Wednesday, July 1, 2009

Spiritual and moral auditing

AUDITING need not only be financial. More important than financial, it should be done to verify the spiritual and moral conditions of our life. Are we in good shape? Are we aware of the problems? Are we already thinking of the appropriate solutions and remedies?

This spiritual and moral auditing is done mainly through the examination of conscience, which we should try to do regularly, if not daily, just before going to bed. It will give us a good picture of our spiritual life, monitoring its developments and challenges, and defining its directions for growth and fruitfulness.

More importantly, it gives an occasion to say sorry to God, to patch up things with him and to begin again. It’s where the theories of spirituality are poised to practice, where desires are positioned to action.

The examination of conscience is a wonderful tool for our spiritual maintenance, where we do a little tweaking here and there, a little tightening and oiling of the different parts of our life, a little self-motivating exercise for our tired if not harassed selves.

We cannot deny the fact that even without major trials and sins, we need to do some regular cleaning of our spiritual life. Everything else needs that—our body, the car, the garden, our tables, our cabinets, etc. Without this frequent dusting and wiping, things just pile up into a mess. We always collect dirt all day long.

And these days when we are subjected to so many competing elements, we cannot deny the fact that we have to contend with an environment whose spiritual and moral ecology is complicated, if not downright polluted. Precisely, the complicated and confused air can unleash and create more deforming factors.

Even our most civilized methods of communication are swamped with twisted and distorted values. If we are not careful, we would unknowingly imbibe these contaminated values, slowly building up a disaster that can explode sooner or later.

We have to be more sensitive to our need for examination of conscience. In it, we put ourselves in the presence of God, who is a father to us, ever understanding and quick to forgive, and who gives us light to see things objectively.

When done well, we can see the roots of our problems, and can have an idea of what to do with them. We should never remain only in the level of symptoms. And solutions and antidotes, one way or another, are always available to our problems no matter how difficult they are.

It’s amazing that if through the examination of conscience we manage to micro-manage our spiritual life well, always coming up with prompt resolutions no matter how small they are, then we can really take giant steps in our spiritual life. Impossible dreams, like chastity, become a throbbing reality.

Truth is we just cannot allow ourselves to go namby-pamby in our lives, letting ourselves to drift to any direction our moods, feelings and instincts may take us. We need to be quite serious, putting reason infused by faith and charity as the lead agent of our life.

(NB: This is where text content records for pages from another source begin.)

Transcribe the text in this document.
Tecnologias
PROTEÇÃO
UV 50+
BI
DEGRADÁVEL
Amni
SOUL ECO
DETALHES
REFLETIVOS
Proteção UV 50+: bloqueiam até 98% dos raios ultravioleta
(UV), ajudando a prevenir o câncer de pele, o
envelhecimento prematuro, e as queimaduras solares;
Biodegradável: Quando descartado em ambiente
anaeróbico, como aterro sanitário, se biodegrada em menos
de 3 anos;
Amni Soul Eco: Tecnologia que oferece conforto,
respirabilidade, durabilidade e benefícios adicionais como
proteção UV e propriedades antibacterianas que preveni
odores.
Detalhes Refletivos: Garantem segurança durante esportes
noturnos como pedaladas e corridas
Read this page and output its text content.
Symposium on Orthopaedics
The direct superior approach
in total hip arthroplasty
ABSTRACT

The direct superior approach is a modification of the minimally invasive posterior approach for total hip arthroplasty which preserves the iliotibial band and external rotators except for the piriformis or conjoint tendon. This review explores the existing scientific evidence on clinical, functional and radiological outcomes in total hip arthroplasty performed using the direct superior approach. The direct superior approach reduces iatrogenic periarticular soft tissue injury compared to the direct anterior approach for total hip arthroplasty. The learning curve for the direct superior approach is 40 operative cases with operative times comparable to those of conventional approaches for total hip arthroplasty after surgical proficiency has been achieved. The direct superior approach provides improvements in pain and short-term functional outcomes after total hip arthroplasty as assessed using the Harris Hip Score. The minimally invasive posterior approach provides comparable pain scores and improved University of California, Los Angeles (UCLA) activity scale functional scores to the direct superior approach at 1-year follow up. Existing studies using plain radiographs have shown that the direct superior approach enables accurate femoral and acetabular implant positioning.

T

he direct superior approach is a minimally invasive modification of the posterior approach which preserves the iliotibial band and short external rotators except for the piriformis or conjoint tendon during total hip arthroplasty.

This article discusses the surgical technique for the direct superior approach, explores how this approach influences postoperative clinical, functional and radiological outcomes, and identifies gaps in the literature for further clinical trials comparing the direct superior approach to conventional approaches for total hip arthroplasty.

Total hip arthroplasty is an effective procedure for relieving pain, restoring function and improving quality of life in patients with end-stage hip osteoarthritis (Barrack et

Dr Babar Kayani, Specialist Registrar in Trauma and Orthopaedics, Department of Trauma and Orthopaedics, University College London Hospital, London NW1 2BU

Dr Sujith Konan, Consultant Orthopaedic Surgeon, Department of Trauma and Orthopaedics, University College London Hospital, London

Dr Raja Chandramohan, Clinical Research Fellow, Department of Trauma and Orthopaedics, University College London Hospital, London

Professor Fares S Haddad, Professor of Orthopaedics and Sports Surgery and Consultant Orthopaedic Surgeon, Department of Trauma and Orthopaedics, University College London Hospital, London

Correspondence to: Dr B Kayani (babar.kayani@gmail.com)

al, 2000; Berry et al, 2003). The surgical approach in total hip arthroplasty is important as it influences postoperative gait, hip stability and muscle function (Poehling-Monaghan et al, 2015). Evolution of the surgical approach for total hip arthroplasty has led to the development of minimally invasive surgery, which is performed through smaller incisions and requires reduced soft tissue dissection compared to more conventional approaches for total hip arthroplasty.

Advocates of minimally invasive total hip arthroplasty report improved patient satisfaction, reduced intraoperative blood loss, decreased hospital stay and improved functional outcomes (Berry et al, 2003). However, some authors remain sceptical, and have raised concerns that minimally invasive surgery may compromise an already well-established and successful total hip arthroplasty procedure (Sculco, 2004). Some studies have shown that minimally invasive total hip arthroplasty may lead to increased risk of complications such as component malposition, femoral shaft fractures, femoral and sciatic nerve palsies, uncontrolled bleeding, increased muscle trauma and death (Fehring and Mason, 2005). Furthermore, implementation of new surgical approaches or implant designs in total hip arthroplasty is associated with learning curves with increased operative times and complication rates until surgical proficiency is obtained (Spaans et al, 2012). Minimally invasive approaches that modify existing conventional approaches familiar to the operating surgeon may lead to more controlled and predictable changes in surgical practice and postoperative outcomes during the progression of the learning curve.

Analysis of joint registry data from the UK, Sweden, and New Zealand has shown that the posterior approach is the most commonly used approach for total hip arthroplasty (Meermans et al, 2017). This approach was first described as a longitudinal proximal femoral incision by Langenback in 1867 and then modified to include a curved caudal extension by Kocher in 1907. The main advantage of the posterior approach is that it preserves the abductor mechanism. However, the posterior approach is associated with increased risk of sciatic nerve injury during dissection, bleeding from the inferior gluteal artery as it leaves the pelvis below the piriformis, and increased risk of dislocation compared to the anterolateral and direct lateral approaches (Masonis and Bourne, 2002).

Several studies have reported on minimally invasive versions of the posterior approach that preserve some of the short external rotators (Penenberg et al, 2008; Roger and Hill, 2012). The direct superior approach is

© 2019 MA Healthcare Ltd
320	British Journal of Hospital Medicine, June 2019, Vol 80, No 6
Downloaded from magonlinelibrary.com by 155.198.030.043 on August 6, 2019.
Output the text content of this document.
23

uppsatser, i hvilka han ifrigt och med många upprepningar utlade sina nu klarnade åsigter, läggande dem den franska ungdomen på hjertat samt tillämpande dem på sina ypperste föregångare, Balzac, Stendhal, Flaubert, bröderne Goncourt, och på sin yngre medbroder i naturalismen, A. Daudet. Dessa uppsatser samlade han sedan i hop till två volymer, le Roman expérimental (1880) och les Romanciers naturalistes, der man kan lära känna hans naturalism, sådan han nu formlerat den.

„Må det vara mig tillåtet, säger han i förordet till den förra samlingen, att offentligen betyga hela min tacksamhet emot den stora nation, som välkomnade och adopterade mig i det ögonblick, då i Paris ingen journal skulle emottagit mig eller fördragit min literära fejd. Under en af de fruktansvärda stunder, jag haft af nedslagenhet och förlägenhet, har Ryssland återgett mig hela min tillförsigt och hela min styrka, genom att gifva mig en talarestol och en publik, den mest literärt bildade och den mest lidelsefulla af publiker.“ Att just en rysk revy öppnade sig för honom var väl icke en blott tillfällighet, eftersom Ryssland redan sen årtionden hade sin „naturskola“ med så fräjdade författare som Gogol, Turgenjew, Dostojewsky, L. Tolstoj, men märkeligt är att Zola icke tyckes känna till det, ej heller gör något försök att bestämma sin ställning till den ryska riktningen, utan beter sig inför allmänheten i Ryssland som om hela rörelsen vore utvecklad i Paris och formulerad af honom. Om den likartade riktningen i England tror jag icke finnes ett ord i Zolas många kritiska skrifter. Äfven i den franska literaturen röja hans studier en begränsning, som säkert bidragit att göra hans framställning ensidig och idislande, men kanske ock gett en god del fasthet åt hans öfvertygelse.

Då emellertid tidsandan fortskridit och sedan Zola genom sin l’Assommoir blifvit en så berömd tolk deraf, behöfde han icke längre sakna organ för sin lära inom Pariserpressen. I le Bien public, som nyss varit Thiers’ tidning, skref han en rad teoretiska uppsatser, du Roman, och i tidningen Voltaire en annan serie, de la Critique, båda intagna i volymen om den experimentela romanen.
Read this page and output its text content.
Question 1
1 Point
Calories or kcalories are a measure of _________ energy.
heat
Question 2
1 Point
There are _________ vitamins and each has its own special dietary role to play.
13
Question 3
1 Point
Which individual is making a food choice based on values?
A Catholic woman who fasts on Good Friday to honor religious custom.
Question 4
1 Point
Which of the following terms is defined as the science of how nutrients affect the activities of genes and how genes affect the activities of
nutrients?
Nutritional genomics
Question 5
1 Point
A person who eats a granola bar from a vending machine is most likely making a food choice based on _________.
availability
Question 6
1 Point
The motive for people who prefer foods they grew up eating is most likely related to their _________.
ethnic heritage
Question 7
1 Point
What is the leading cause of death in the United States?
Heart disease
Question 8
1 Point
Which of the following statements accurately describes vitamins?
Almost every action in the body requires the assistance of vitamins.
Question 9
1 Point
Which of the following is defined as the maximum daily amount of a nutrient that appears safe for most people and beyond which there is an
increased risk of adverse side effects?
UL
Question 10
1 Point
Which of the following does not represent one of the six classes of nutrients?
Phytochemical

Obviously, this would need a certain discipline and training. And as they go, they will always require effort and a lot of sacrifices. We have to convince ourselves that these are important. They are indispensable. We need to rebel against that enveloping culture that makes us long only for the good time and rot in complacency.

Our true joy, our genuine liberation, as our Lord has told us, can only be attained through the cross. There’s no other formula. Our loving can only be put right, with the proper motive, content and direction, when purified by the cross.

We have to help one another learn this most indispensable skill. At the moment, most people are yet ignorant of this practice, and those who know are often stifled by awkwardness and sheer incompetence.

We need to know, more or less, the parameters involved in our spiritual life, so we would know how to develop it and not feel lost. For this, we need to study and get advice from experts and spiritual directors.

While the examination of conscience can always be done in simple ways, I think we also need to know some arts we can borrow from the fields of accounting, medicine and military science, like inventory reports, intelligence work, diagnosis, proper prescriptions of “pills,” special diets and regimens, etc.

With our challenging times, we cannot remain in the level of the “provinciano.” We have to be very literate in our spiritual affairs!